Last updated: Sun 5 Apr 2015, 3:55 PM

As things stand now, years of battling alien elements along the difficult Afghan border have yielded little save mounting casualties, suicide violence spilling over into other provinces and an army on the retreat as militants gather material and psychological success. Yet practically all capitals that matter — Washington, Kabul, New Delhi — seemingly still prefer playing the political game, betraying little realisation about the wider region's fortunes in case Pakistan actually collapses.

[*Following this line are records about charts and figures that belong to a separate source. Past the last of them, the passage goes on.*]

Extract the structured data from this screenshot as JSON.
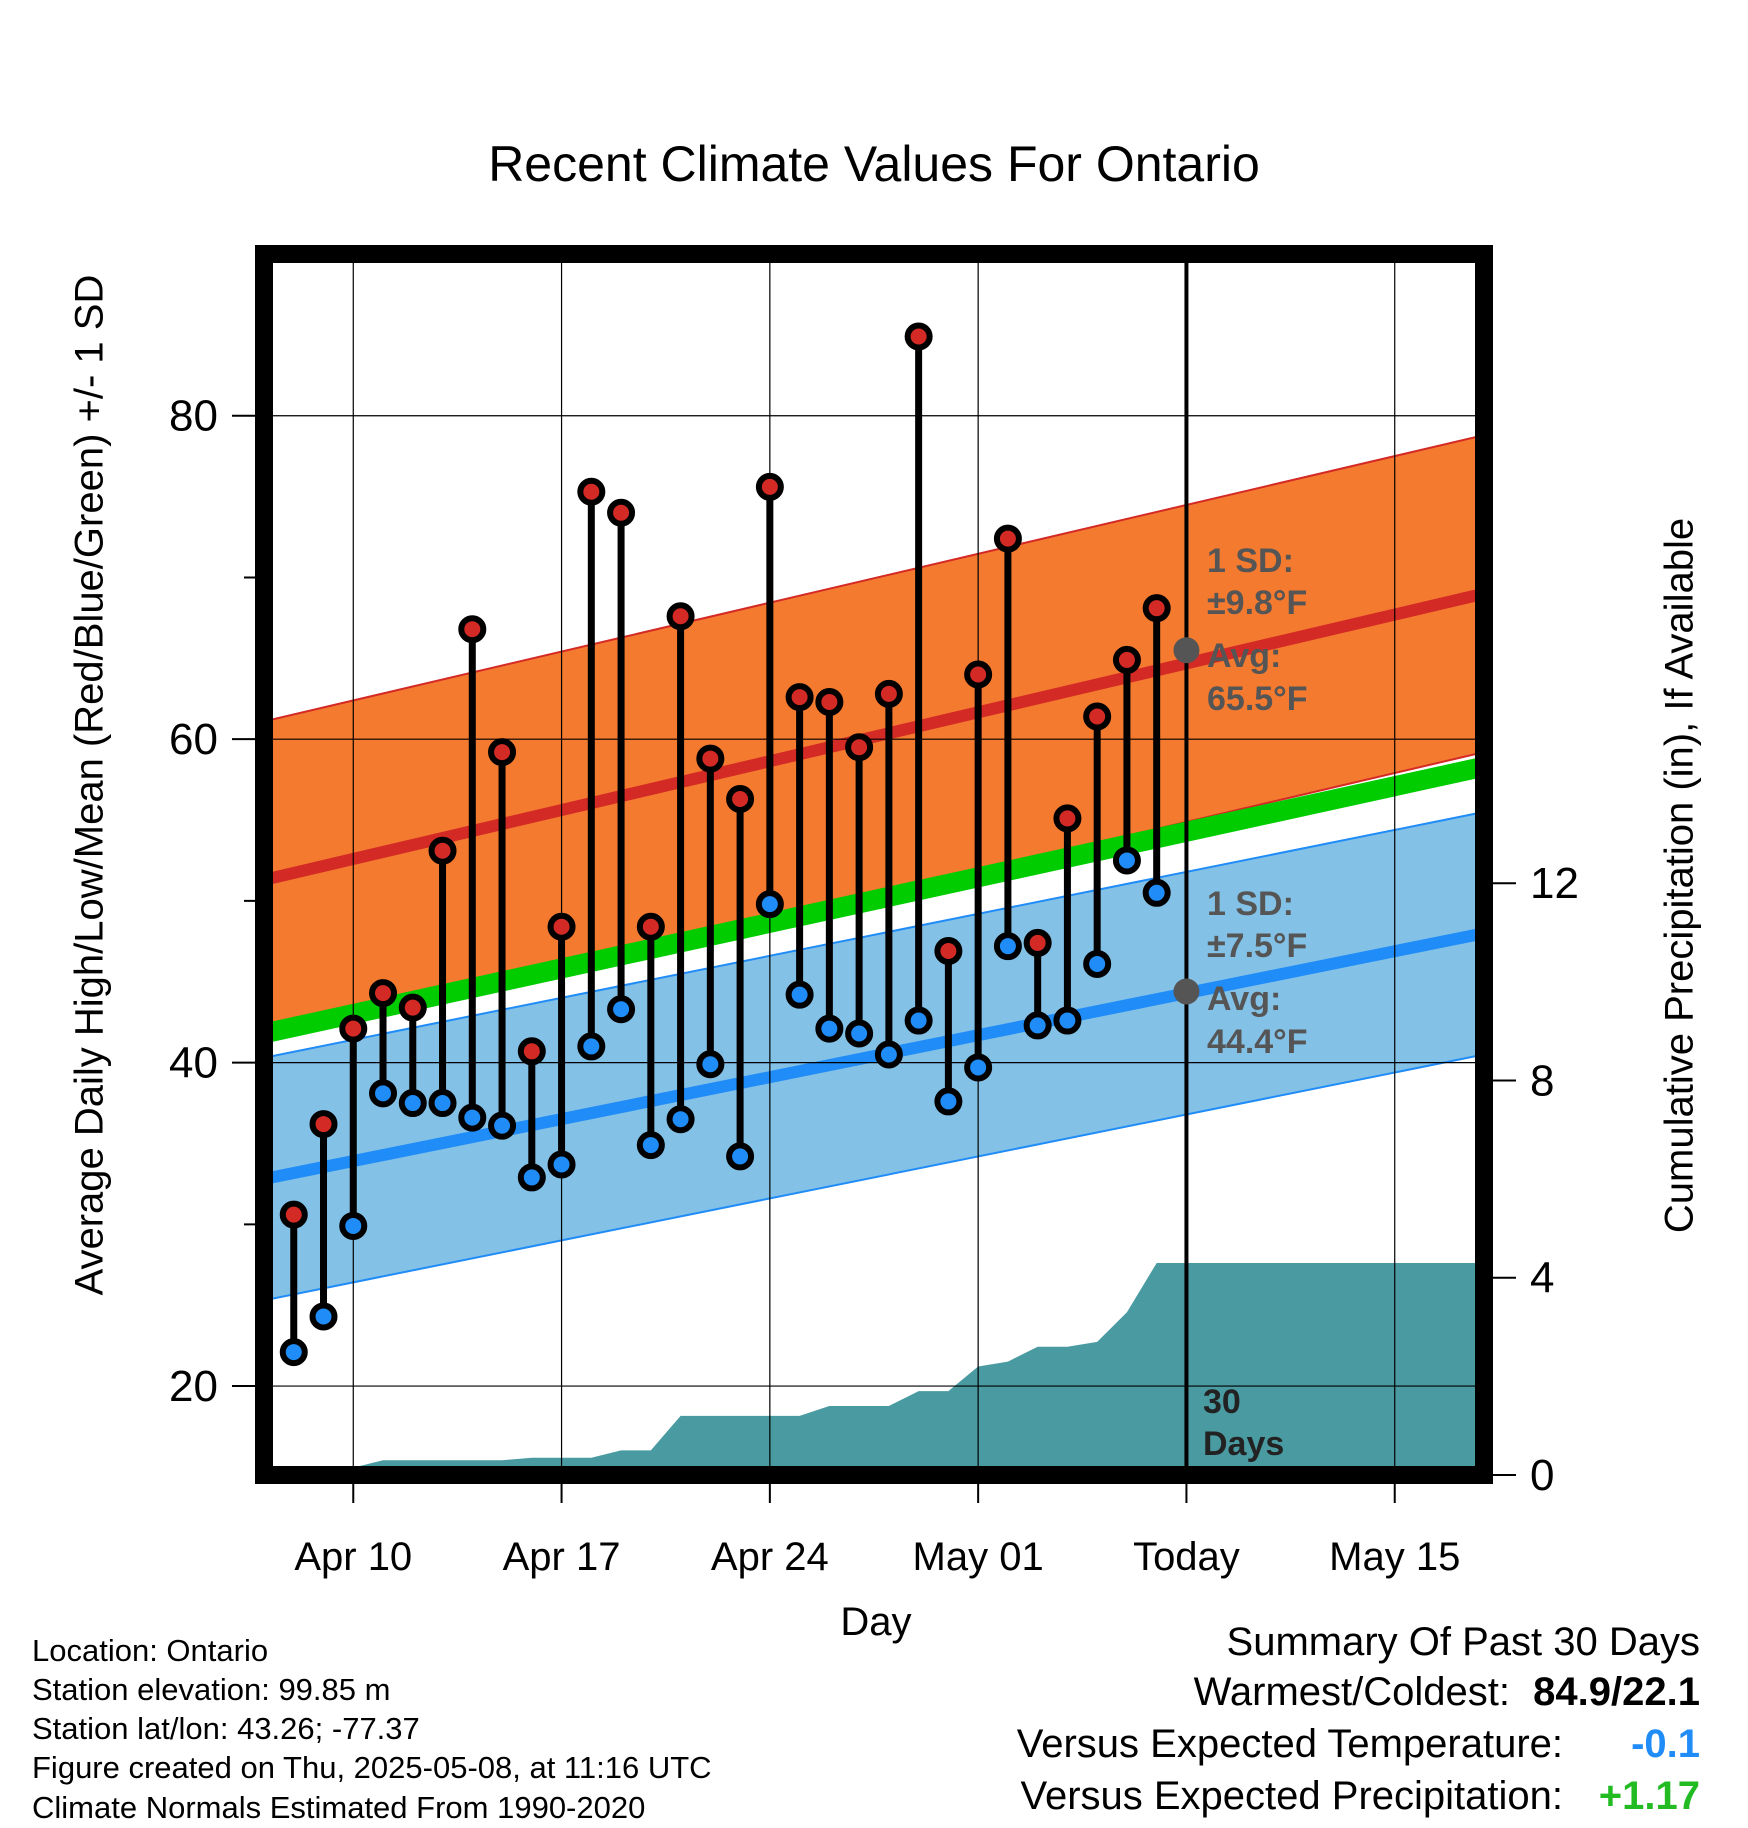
{
  "chart_data": {
    "type": "line",
    "title": "Recent Climate Values For Ontario",
    "xlabel": "Day",
    "ylabel_left": "Average Daily High/Low/Mean (Red/Blue/Green) +/- 1 SD",
    "ylabel_right": "Cumulative Precipitation (in), If Available",
    "ylim_left": [
      14.5,
      90
    ],
    "ylim_right": [
      0,
      24.76
    ],
    "x_ticks": [
      {
        "day": 10,
        "label": "Apr 10"
      },
      {
        "day": 17,
        "label": "Apr 17"
      },
      {
        "day": 24,
        "label": "Apr 24"
      },
      {
        "day": 31,
        "label": "May 01"
      },
      {
        "day": 38,
        "label": "Today"
      },
      {
        "day": 45,
        "label": "May 15"
      }
    ],
    "y_ticks_left": [
      20,
      40,
      60,
      80
    ],
    "y_minor_ticks_left": [
      30,
      50,
      70
    ],
    "y_ticks_right": [
      0,
      4,
      8,
      12
    ],
    "x_range_days": [
      7,
      48
    ],
    "grid": true,
    "daily_dates": [
      "Apr 08",
      "Apr 09",
      "Apr 10",
      "Apr 11",
      "Apr 12",
      "Apr 13",
      "Apr 14",
      "Apr 15",
      "Apr 16",
      "Apr 17",
      "Apr 18",
      "Apr 19",
      "Apr 20",
      "Apr 21",
      "Apr 22",
      "Apr 23",
      "Apr 24",
      "Apr 25",
      "Apr 26",
      "Apr 27",
      "Apr 28",
      "Apr 29",
      "Apr 30",
      "May 01",
      "May 02",
      "May 03",
      "May 04",
      "May 05",
      "May 06",
      "May 07"
    ],
    "daily_high": [
      30.6,
      36.2,
      42.1,
      44.3,
      43.4,
      53.1,
      66.8,
      59.2,
      40.7,
      48.4,
      75.3,
      74.0,
      48.4,
      67.6,
      58.8,
      56.3,
      75.6,
      62.6,
      62.3,
      59.5,
      62.8,
      84.9,
      46.9,
      64.0,
      72.4,
      47.4,
      55.1,
      61.4,
      64.9,
      68.1
    ],
    "daily_low": [
      22.1,
      24.3,
      29.9,
      38.1,
      37.5,
      37.5,
      36.6,
      36.1,
      32.9,
      33.7,
      41.0,
      43.3,
      34.9,
      36.5,
      39.9,
      34.2,
      49.8,
      44.2,
      42.1,
      41.8,
      40.5,
      42.6,
      37.6,
      39.7,
      47.2,
      42.3,
      42.6,
      46.1,
      52.5,
      50.5
    ],
    "normal_high_avg": {
      "start": 51.3,
      "end": 69.0,
      "today": 65.5
    },
    "normal_high_sd": 9.8,
    "normal_low_avg": {
      "start": 32.8,
      "end": 48.0,
      "today": 44.4
    },
    "normal_low_sd": 7.5,
    "normal_mean": {
      "start": 41.8,
      "end": 58.3
    },
    "precip_cumulative": [
      0,
      0,
      0.15,
      0.3,
      0.3,
      0.3,
      0.3,
      0.3,
      0.35,
      0.35,
      0.35,
      0.5,
      0.5,
      1.2,
      1.2,
      1.2,
      1.2,
      1.2,
      1.4,
      1.4,
      1.4,
      1.7,
      1.7,
      2.2,
      2.3,
      2.6,
      2.6,
      2.7,
      3.3,
      4.3
    ],
    "precip_final": 4.3,
    "annotations": {
      "high_sd_label1": "1 SD:",
      "high_sd_label2": "±9.8°F",
      "high_avg_label1": "Avg:",
      "high_avg_label2": "65.5°F",
      "low_sd_label1": "1 SD:",
      "low_sd_label2": "±7.5°F",
      "low_avg_label1": "Avg:",
      "low_avg_label2": "44.4°F",
      "days_label1": "30",
      "days_label2": "Days"
    },
    "colors": {
      "high_band": "#f47a30",
      "high_line": "#d42a25",
      "low_band": "#84c1e7",
      "low_line": "#1f8cf7",
      "mean_line": "#00cc00",
      "precip": "#4a9aa2",
      "high_point": "#d42a25",
      "low_point": "#1f8cf7",
      "annotation": "#555555"
    }
  },
  "footer": {
    "location": "Location: Ontario",
    "elevation": "Station elevation: 99.85 m",
    "latlon": "Station lat/lon: 43.26; -77.37",
    "created": "Figure created on Thu, 2025-05-08, at 11:16 UTC",
    "normals": "Climate Normals Estimated From 1990-2020"
  },
  "summary": {
    "heading": "Summary Of Past 30 Days",
    "warmest_label": "Warmest/Coldest:",
    "warmest_value": "84.9/22.1",
    "temp_label": "Versus Expected Temperature:",
    "temp_value": "-0.1",
    "temp_color": "#1f8cf7",
    "precip_label": "Versus Expected Precipitation:",
    "precip_value": "+1.17",
    "precip_color": "#22bb22"
  }
}
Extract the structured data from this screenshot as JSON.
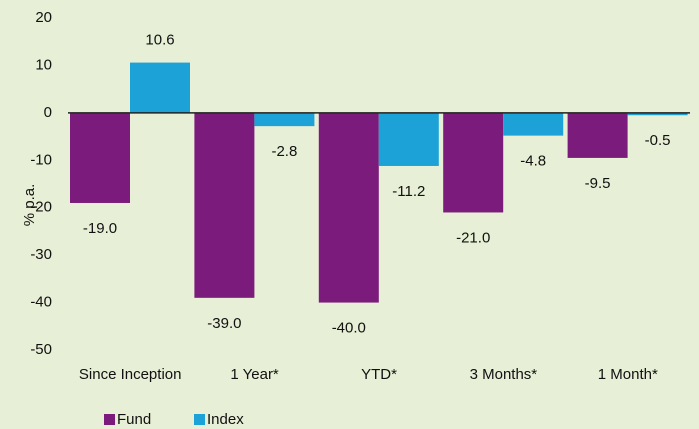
{
  "chart_data": {
    "type": "bar",
    "y_label": "% p.a.",
    "categories": [
      "Since Inception",
      "1 Year*",
      "YTD*",
      "3 Months*",
      "1 Month*"
    ],
    "series": [
      {
        "name": "Fund",
        "color": "#7b1b7b",
        "values": [
          -19.0,
          -39.0,
          -40.0,
          -21.0,
          -9.5
        ],
        "value_labels": [
          "-19.0",
          "-39.0",
          "-40.0",
          "-21.0",
          "-9.5"
        ]
      },
      {
        "name": "Index",
        "color": "#1da2d8",
        "values": [
          10.6,
          -2.8,
          -11.2,
          -4.8,
          -0.5
        ],
        "value_labels": [
          "10.6",
          "-2.8",
          "-11.2",
          "-4.8",
          "-0.5"
        ]
      }
    ],
    "ylim": [
      -50,
      20
    ],
    "yticks": [
      -50,
      -40,
      -30,
      -20,
      -10,
      0,
      10,
      20
    ],
    "grid": false,
    "legend": "bottom"
  }
}
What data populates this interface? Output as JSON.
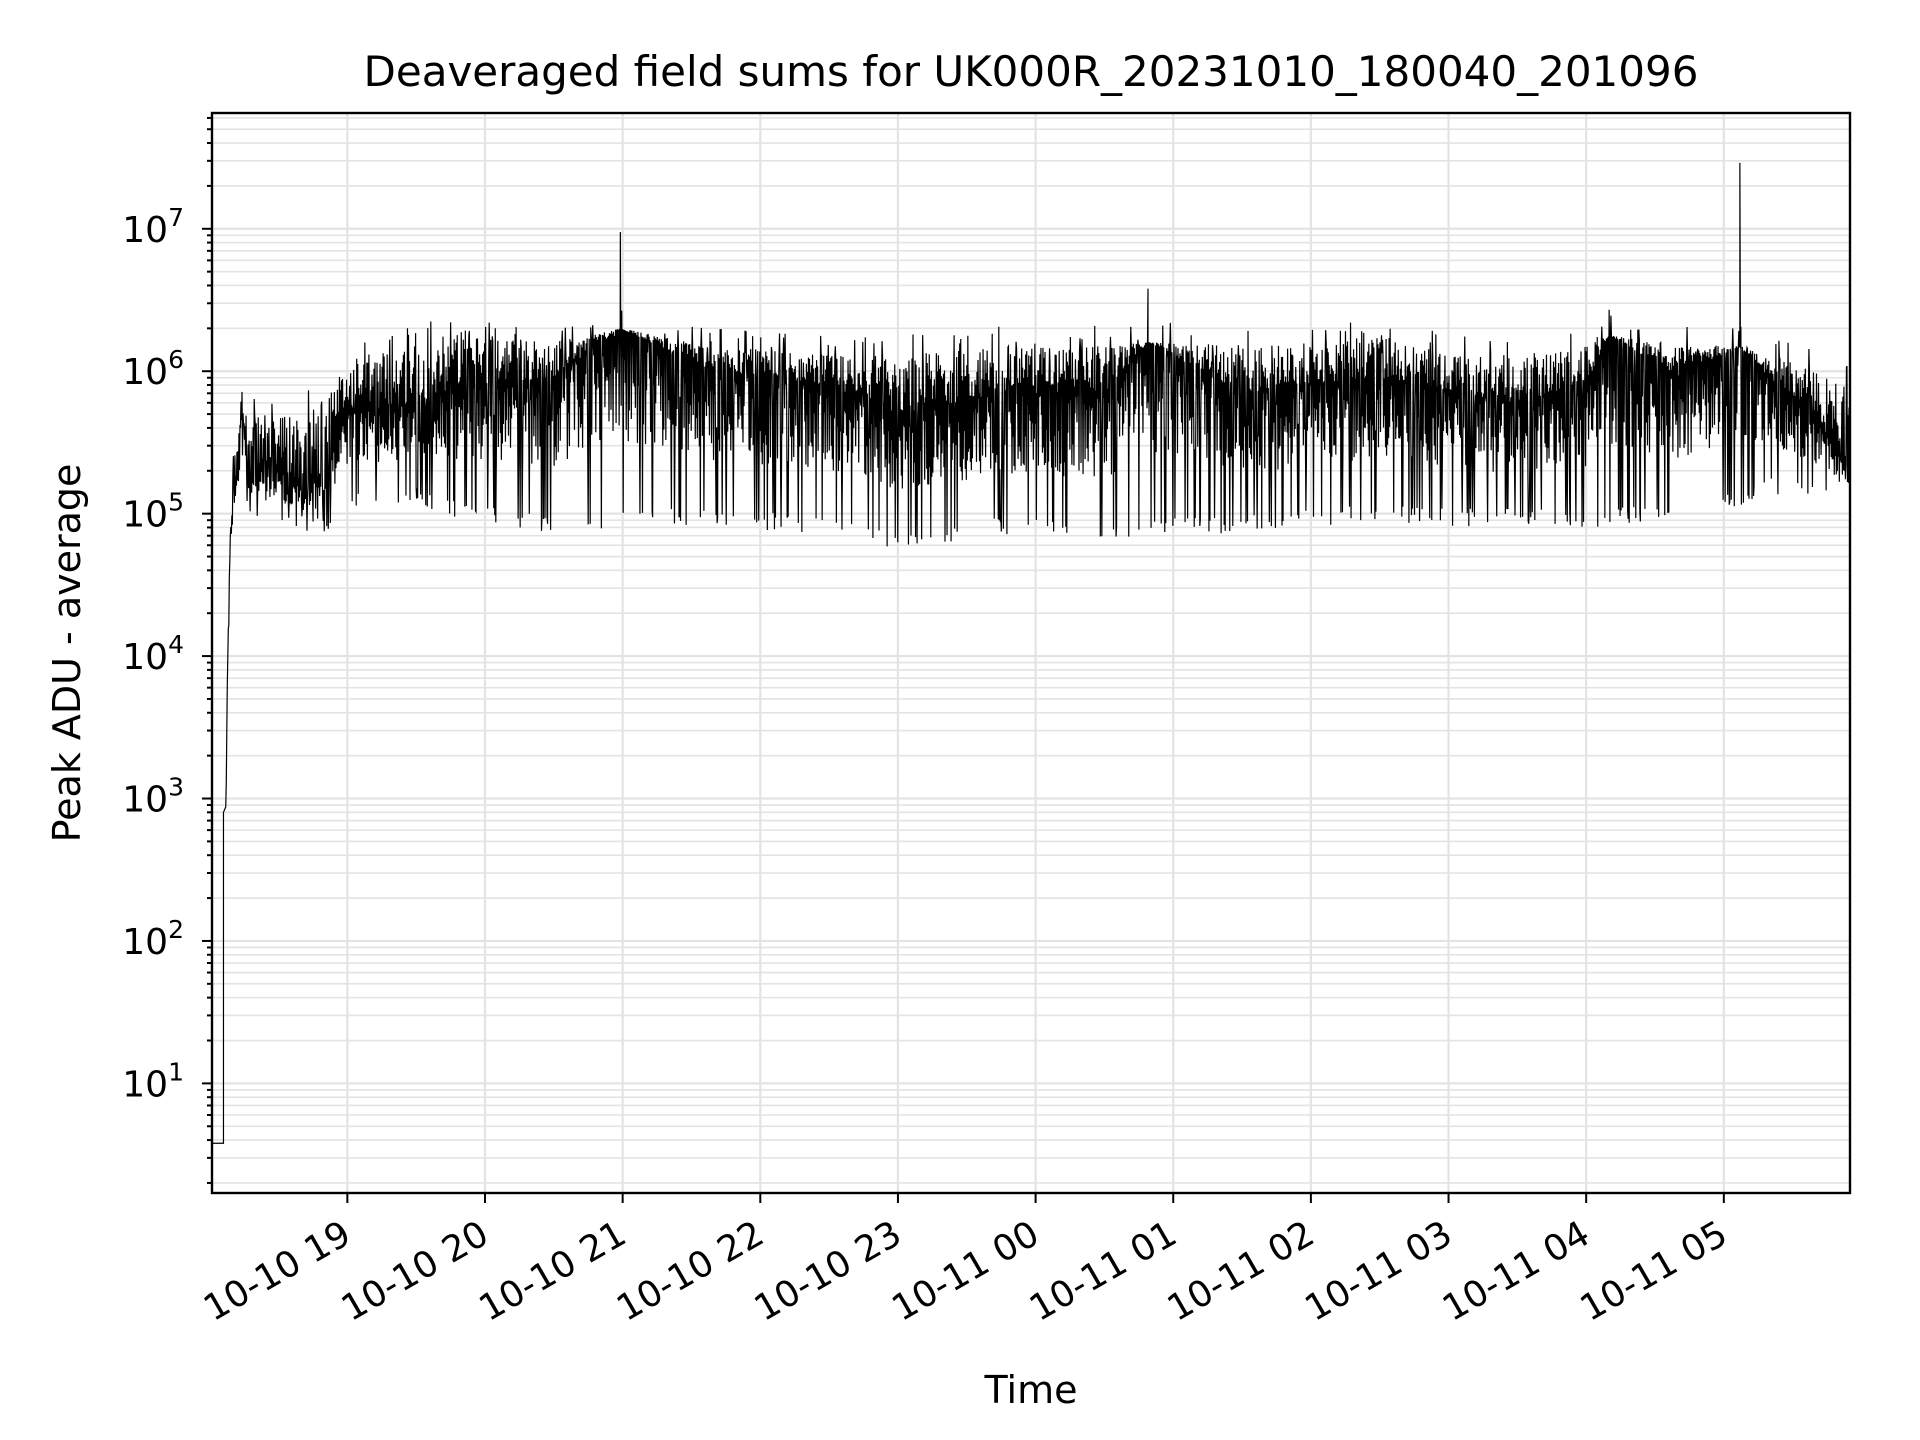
{
  "chart_data": {
    "type": "line",
    "title": "Deaveraged field sums for UK000R_20231010_180040_201096",
    "xlabel": "Time",
    "ylabel": "Peak ADU - average",
    "yscale": "log",
    "ylim": [
      1.7,
      65000000
    ],
    "xlim": [
      "2023-10-10 18:01",
      "2023-10-11 05:55"
    ],
    "grid": "on",
    "line_color": "#000000",
    "grid_color": "#e3e3e3",
    "x_tick_labels": [
      "10-10 19",
      "10-10 20",
      "10-10 21",
      "10-10 22",
      "10-10 23",
      "10-11 00",
      "10-11 01",
      "10-11 02",
      "10-11 03",
      "10-11 04",
      "10-11 05"
    ],
    "y_tick_labels": [
      {
        "base": "10",
        "exp": "1",
        "value": 10
      },
      {
        "base": "10",
        "exp": "2",
        "value": 100
      },
      {
        "base": "10",
        "exp": "3",
        "value": 1000
      },
      {
        "base": "10",
        "exp": "4",
        "value": 10000
      },
      {
        "base": "10",
        "exp": "5",
        "value": 100000
      },
      {
        "base": "10",
        "exp": "6",
        "value": 1000000
      },
      {
        "base": "10",
        "exp": "7",
        "value": 10000000
      }
    ],
    "series": [
      {
        "x": [
          "2023-10-10 18:01",
          "2023-10-10 18:06",
          "2023-10-10 18:07",
          "2023-10-10 18:08",
          "2023-10-10 18:09",
          "2023-10-10 18:10",
          "2023-10-10 18:12",
          "2023-10-10 18:14",
          "2023-10-10 18:16",
          "2023-10-10 18:18",
          "2023-10-10 18:20",
          "2023-10-10 18:25",
          "2023-10-10 18:30",
          "2023-10-10 18:40",
          "2023-10-10 18:50",
          "2023-10-10 19:00",
          "2023-10-10 19:30",
          "2023-10-10 19:50",
          "2023-10-10 20:30",
          "2023-10-10 20:59",
          "2023-10-10 21:40",
          "2023-10-10 22:30",
          "2023-10-10 23:00",
          "2023-10-10 23:45",
          "2023-10-11 00:30",
          "2023-10-11 00:49",
          "2023-10-11 01:30",
          "2023-10-11 02:00",
          "2023-10-11 02:30",
          "2023-10-11 03:00",
          "2023-10-11 03:30",
          "2023-10-11 04:00",
          "2023-10-11 04:10",
          "2023-10-11 04:40",
          "2023-10-11 05:07",
          "2023-10-11 05:20",
          "2023-10-11 05:40",
          "2023-10-11 05:55"
        ],
        "values": [
          3.8,
          3.8,
          800,
          12000,
          60000,
          100000,
          200000,
          600000,
          300000,
          200000,
          250000,
          180000,
          200000,
          150000,
          180000,
          500000,
          600000,
          800000,
          900000,
          9500000,
          1000000,
          800000,
          500000,
          700000,
          700000,
          3800000,
          700000,
          800000,
          900000,
          700000,
          600000,
          800000,
          2700000,
          900000,
          29000000,
          900000,
          500000,
          180000
        ],
        "envelope_high": [
          3.8,
          3.8,
          1000,
          30000,
          100000,
          200000,
          400000,
          1000000,
          500000,
          400000,
          500000,
          400000,
          500000,
          500000,
          600000,
          1200000,
          1600000,
          2000000,
          1600000,
          2000000,
          1500000,
          1300000,
          1300000,
          1500000,
          1500000,
          1600000,
          1500000,
          1600000,
          1800000,
          1300000,
          1300000,
          1500000,
          1800000,
          1500000,
          1500000,
          1300000,
          1000000,
          800000
        ],
        "envelope_low": [
          3.8,
          3.8,
          500,
          8000,
          40000,
          80000,
          100000,
          150000,
          120000,
          90000,
          100000,
          80000,
          90000,
          80000,
          80000,
          120000,
          130000,
          100000,
          80000,
          90000,
          90000,
          80000,
          60000,
          80000,
          70000,
          80000,
          80000,
          90000,
          100000,
          90000,
          90000,
          90000,
          90000,
          100000,
          120000,
          150000,
          130000,
          150000
        ]
      }
    ]
  }
}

Latest news reports suggest fresh successes for militants who have renewed their grip on key strategic locations, while raising fresh attacks on tourist towns of not long ago. Going by precedent, the government should not be surprised if the renewed momentum can prompt a rerun of the Peshawar stockade, when suddenly the centre was faced with a crucial provincial capital siege.

Ironically, the tragedy unfolds just when Islamabad is riddled in political webs of the ilks that have not been witnessed in decades. Both internal and external forces are pursuing deadly dangerous agendas with reckless abandon, undermining the credibility of the federation to hold more pressure. While not at it just yet, Islamabad might not be too far from the point where the proverbial feather can break the camel's back.

Falling upon lessons of history again, seasoned commentators' frustration is understandable as their warnings against undue outside pressure fall on deaf ears where common interests collide in the war-on-terror's dark alleys. For their own good, India, Afghanistan and America must be prepared to go out of their way to ensure Pakistan's stability and safety. Pakistan has juggled with the Afghan problem ever since Soviet troops landed in Kabul that fateful Chirstmas Day of '79. It understands better than most the costs of getting caught in the cross hairs of the narco, Kalashnikov and refugee onslaught.

As the menace of terrorism spreads, which India and the like would no doubt attest to now, the need to learn from others' experiences mandates much closer cooperation than politics of advantage permit. Kabul, Delhi and Washington must either take the pressure off Islamabad and help with its problems, or ultimately bear the responsibility of suicide violence spreading at a frightening pace.